Tuesday, October 19, 2010

There's a new frog in town

We have two new frogs courtesy of J's Mum's weariness with cricket procurement and enclosure-cleaning. I have to admit that relative to a dog or even a guinea-pig, frogs do not give a great deal back in terms of companionship. J is one of Cheekus' Four First Row Best Friends. He has seven Third Row Best Friends, one of whom is the only girl in any Row, and strangely only two Second Row Best Friends.

I now have two young Spotted March Frogs. They have less appealing faces than my eight remaining Southern Browns but have beautfully patterned - spotted - skins. The little one is rather green and the bigger one is brownish grey. They are slightly less shy than the brownies and like to sit in the water. The marshies have little claws and no webbing on their feet; they can't climb very well but they swim with great verve.

The brownies like to hide in curled-up leaves and look faintly horrified at being made to swim. They like to clamber up the sides of their container using their suction-toed little treefrog feet. I think there is no doubt the brownies are obese. Their bellies bulge out all over, they ignore crickets sauntering brazenly past them and a representative sample (one) failed the hop test. This is when you let a frog climb to the top of the box, hop off, and then gently encourage it to keep hopping in the grass by moving a hand close up behind it. (No contact required.) My sample brownie managed three short, floppy, rather pathetic hops before deciding that being eaten by a hand probably wasn't so bad after all and staying put. If anyone knows of some helpful frog-conditioing exercises let me know.

Tuesday, October 12, 2010

First ladybird of the season



She landed on Running Boy's collar and after being transferred to my finger, waddled up to the tip and flew majestically off; but her children were gone.

Monday, October 11, 2010

Attack of the Nerfs

Cheekus Weekus got $20 for his birthday from fabulous Auntie S.
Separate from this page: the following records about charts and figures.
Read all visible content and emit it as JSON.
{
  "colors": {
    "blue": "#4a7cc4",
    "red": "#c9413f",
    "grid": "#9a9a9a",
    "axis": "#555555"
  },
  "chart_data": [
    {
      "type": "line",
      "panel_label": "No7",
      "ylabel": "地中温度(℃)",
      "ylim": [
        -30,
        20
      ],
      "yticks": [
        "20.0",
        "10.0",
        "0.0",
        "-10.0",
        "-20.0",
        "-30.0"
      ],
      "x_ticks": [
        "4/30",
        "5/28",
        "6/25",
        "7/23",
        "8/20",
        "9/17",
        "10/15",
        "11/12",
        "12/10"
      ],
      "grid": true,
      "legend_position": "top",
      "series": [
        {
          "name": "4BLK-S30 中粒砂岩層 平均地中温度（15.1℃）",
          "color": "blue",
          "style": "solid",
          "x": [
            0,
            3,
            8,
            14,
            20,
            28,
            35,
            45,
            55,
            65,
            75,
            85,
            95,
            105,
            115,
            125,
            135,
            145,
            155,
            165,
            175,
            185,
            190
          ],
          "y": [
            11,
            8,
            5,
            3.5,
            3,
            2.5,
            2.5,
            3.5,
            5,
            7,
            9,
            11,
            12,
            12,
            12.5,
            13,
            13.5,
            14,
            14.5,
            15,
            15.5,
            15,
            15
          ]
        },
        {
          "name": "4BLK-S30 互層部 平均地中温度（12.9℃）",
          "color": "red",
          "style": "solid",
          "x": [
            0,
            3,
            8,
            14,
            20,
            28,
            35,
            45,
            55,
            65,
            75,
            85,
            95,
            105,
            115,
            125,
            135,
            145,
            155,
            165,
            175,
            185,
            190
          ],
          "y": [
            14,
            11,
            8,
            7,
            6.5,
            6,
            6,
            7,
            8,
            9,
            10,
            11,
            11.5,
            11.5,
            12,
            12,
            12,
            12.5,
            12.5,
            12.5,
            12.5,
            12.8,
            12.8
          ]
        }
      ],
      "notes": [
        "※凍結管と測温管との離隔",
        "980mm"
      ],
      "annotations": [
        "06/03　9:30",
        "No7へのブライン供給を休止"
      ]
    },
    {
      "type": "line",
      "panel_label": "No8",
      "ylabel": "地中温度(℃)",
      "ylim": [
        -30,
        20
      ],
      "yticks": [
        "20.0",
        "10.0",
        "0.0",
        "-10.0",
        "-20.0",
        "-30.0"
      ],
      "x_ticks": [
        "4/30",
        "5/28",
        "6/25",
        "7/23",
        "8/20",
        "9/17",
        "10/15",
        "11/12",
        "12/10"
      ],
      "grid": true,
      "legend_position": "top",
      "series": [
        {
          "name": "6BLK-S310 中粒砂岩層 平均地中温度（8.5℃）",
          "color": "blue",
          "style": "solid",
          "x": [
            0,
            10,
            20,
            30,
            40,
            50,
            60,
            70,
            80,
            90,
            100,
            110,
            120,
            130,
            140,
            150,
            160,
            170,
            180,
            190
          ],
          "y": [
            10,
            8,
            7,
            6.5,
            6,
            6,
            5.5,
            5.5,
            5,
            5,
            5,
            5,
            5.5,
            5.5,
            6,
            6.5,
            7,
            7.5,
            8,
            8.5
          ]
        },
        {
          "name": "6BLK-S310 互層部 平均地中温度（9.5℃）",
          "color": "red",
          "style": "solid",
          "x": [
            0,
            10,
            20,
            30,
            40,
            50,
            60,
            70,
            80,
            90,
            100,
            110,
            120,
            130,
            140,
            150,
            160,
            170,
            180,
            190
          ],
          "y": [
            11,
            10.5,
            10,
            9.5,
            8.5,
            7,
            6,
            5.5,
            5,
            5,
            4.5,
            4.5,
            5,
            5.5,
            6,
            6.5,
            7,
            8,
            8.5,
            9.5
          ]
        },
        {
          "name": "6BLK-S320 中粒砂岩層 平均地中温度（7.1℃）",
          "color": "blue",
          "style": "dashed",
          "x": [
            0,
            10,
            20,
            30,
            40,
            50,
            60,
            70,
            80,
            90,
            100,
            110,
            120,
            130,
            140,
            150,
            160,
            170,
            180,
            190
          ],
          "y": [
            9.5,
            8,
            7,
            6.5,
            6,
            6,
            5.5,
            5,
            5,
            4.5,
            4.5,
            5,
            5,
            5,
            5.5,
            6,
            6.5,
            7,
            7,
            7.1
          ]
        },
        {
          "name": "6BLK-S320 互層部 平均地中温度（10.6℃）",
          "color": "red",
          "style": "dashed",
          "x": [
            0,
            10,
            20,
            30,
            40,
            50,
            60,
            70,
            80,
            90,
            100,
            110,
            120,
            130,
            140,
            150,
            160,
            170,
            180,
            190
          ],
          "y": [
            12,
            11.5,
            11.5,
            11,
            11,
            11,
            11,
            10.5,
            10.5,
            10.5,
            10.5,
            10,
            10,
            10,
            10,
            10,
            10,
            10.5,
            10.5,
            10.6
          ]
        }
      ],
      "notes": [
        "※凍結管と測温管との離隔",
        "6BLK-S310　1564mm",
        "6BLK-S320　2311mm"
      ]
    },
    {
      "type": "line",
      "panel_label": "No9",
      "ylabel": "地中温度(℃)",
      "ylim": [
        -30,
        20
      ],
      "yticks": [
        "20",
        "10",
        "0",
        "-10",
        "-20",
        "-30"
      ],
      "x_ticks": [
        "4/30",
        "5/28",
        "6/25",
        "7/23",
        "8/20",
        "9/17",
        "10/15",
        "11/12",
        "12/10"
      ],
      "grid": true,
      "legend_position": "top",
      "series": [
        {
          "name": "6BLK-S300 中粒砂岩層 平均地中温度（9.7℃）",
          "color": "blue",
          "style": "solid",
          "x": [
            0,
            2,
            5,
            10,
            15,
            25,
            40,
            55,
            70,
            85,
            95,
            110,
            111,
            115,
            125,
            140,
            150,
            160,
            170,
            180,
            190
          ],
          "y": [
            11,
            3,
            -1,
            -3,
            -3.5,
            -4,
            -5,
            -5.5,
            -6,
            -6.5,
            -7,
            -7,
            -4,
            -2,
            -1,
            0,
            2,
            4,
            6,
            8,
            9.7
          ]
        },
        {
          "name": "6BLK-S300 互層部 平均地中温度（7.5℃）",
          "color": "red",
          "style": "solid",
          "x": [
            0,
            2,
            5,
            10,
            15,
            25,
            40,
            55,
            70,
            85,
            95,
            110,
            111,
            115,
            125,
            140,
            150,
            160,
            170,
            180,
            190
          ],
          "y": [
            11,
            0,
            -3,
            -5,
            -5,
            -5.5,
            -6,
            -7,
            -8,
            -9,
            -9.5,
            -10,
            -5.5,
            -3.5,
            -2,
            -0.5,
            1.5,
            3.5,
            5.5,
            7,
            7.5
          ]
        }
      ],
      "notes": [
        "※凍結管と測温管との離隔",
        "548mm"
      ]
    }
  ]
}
Footy cards? "Sold out" said two newsagents, "end of the season".

Lollies? "No." said I, "not birthday money and not twenty dollars' worth". This sparked some very impressive sulking and sooking, if Princess had been quicker with the camera vid we would be looking at an AFI Award, category Short Fiction.

Quick thinking found the local toy shop still open. While Princess Pea was trying to persuade him to buy Lego knights (armoured horse, two guards and a prisoner in a cart - "because we only have one gaol and we all always want it") he found The Best Toy Ever: a Nerf gun for $19.95. Following "TV is for weekends", "only home-made sweets" and "all kids in bed by 8:30", the "no toys of war" rule has fallen in a sad little heap. It's been confiscated once already after Running Boy could not resist firing a sticky-dart at my bum and later got Cheekus in the face. I'm told this was an accident, Cheekus popped up from a redoubt unexpectedly. The bumshot, however, was not.